Note that I didn't expect to see more than one value in any cell, because each country cast (in theory) only one value for each resolution. Sure enough, that worked fine:


(
    pd
    .read_csv(filename, engine='pyarrow',
             usecols=['ms_name', 'date', 'ms_vote', 'resolution', 'permanent_member'],
             parse_dates=['date'])
    .loc[lambda df_: df_['permanent_member'] == True]
    .loc[lambda df_: ~df_['ms_name'].isin(['SOMALIA', 'GHANA', 'SWITZERLAND'])]    
    .pivot_table(columns='ms_name',
                index='resolution',
                values='ms_vote',
                aggfunc='sum')
)

However, correlations work on numbers, and the votes in ms_vote are recorded as Y, N, X, and A. I used replace to replace these letter values with integers, and then invoked astype(float) on the data frame to turn them into numbers. I'll admit off the bat that Pandas gives a warning when doing this, and it's likely not the best way to do things... but it's so convenient to pass a dict to df.replace and know it'll work:


(
    pd
    .read_csv(filename, engine='pyarrow',
             usecols=['ms_name', 'date', 'ms_vote', 'resolution', 'permanent_member'],
             parse_dates=['date'])
    .loc[lambda df_: df_['permanent_member'] == True]
    .loc[lambda df_: ~df_['ms_name'].isin(['SOMALIA', 'GHANA', 'SWITZERLAND'])]    
    .pivot_table(columns='ms_name',
                index='resolution',
                values='ms_vote',
                aggfunc='sum')
    .replace({'Y':1, 'N':-1, 'X':0, 'A':0})
    .astype(float)
)

Finally, I invoked corr, then grabbed only those values from the United States` and sorted them to see who was most (and least) highly correlated:


(
    pd
    .read_csv(filename, engine='pyarrow',
             usecols=['ms_name', 'date', 'ms_vote', 'resolution', 'permanent_member'],
             parse_dates=['date'])
    .loc[lambda df_: df_['permanent_member'] == True]
    .loc[lambda df_: ~df_['ms_name'].isin(['SOMALIA', 'GHANA', 'SWITZERLAND'])]    
    .pivot_table(columns='ms_name',
                index='resolution',
                values='ms_vote',
                aggfunc='sum')
    .replace({'Y':1, 'N':-1, 'X':0, 'A':0})
    .astype(float)
    .corr()
    ['UNITED STATES']
    .sort_values(ascending=False)
)

What did I find?

ms_name	UNITED STATES
UNITED STATES	1.0
UNITED KINGDOM	0.7260896030025624
FRANCE	0.6072468692212912
RUSSIAN FEDERATION	0.4455326688482324
CHINA	0.35339678898919363
USSR	0.0824828709373495

Obviously, the US is 100 percent positively correlated with itself. But then we see +72 and +60 for the UK and France, respectively.

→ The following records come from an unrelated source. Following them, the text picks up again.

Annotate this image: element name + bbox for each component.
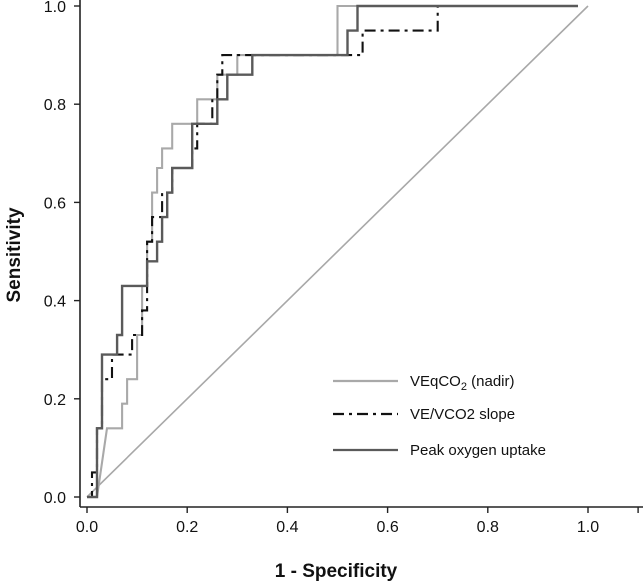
x-tick-label: 0.8	[477, 519, 499, 536]
ticks-layer: 0.0 0.2 0.4 0.6 0.8 1.0 0.0 0.2 0.4 0.6 0.8 1.0	[44, 0, 639, 536]
series-line-2	[87, 6, 439, 499]
y-tick-label: 1.0	[44, 0, 66, 16]
series-layer	[87, 4, 578, 499]
y-tick-label: 0.6	[44, 195, 66, 212]
legend-label-1: VEqCO2 (nadir)	[410, 373, 515, 393]
y-tick-label: 0.2	[44, 392, 66, 409]
series-line-1	[87, 4, 578, 499]
x-tick-label: 0.2	[176, 519, 198, 536]
reference-layer	[86, 5, 589, 498]
y-tick-label: 0.4	[44, 294, 66, 311]
legend-label-3: Peak oxygen uptake	[410, 442, 546, 459]
x-tick-label: 0.0	[76, 519, 98, 536]
series-line-3	[87, 4, 578, 499]
legend: VEqCO2 (nadir) VE/VCO2 slope Peak oxygen u…	[333, 373, 546, 459]
y-tick-label: 0.0	[44, 490, 66, 507]
legend-label-2: VE/VCO2 slope	[410, 406, 515, 423]
x-tick-label: 0.4	[276, 519, 298, 536]
x-tick-label: 0.6	[376, 519, 398, 536]
y-axis-title: Sensitivity	[4, 207, 25, 302]
axes-layer	[79, 0, 643, 508]
reference-diagonal	[86, 5, 589, 498]
x-axis-title: 1 - Specificity	[275, 561, 398, 582]
x-tick-label: 1.0	[577, 519, 599, 536]
y-tick-label: 0.8	[44, 97, 66, 114]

Russia, which took over the USSR (Soviet Union) seat after the Communist government fell, has a +44 correlation with the US, a big difference from the +8 correlation that the USSR had. I might have expected a negative correlation between the US and USSR, but we'll discuss that more in question 3.) And China is only a +35 correlation — much smaller than the other Western powers, but still larger than I would have expected, and positive.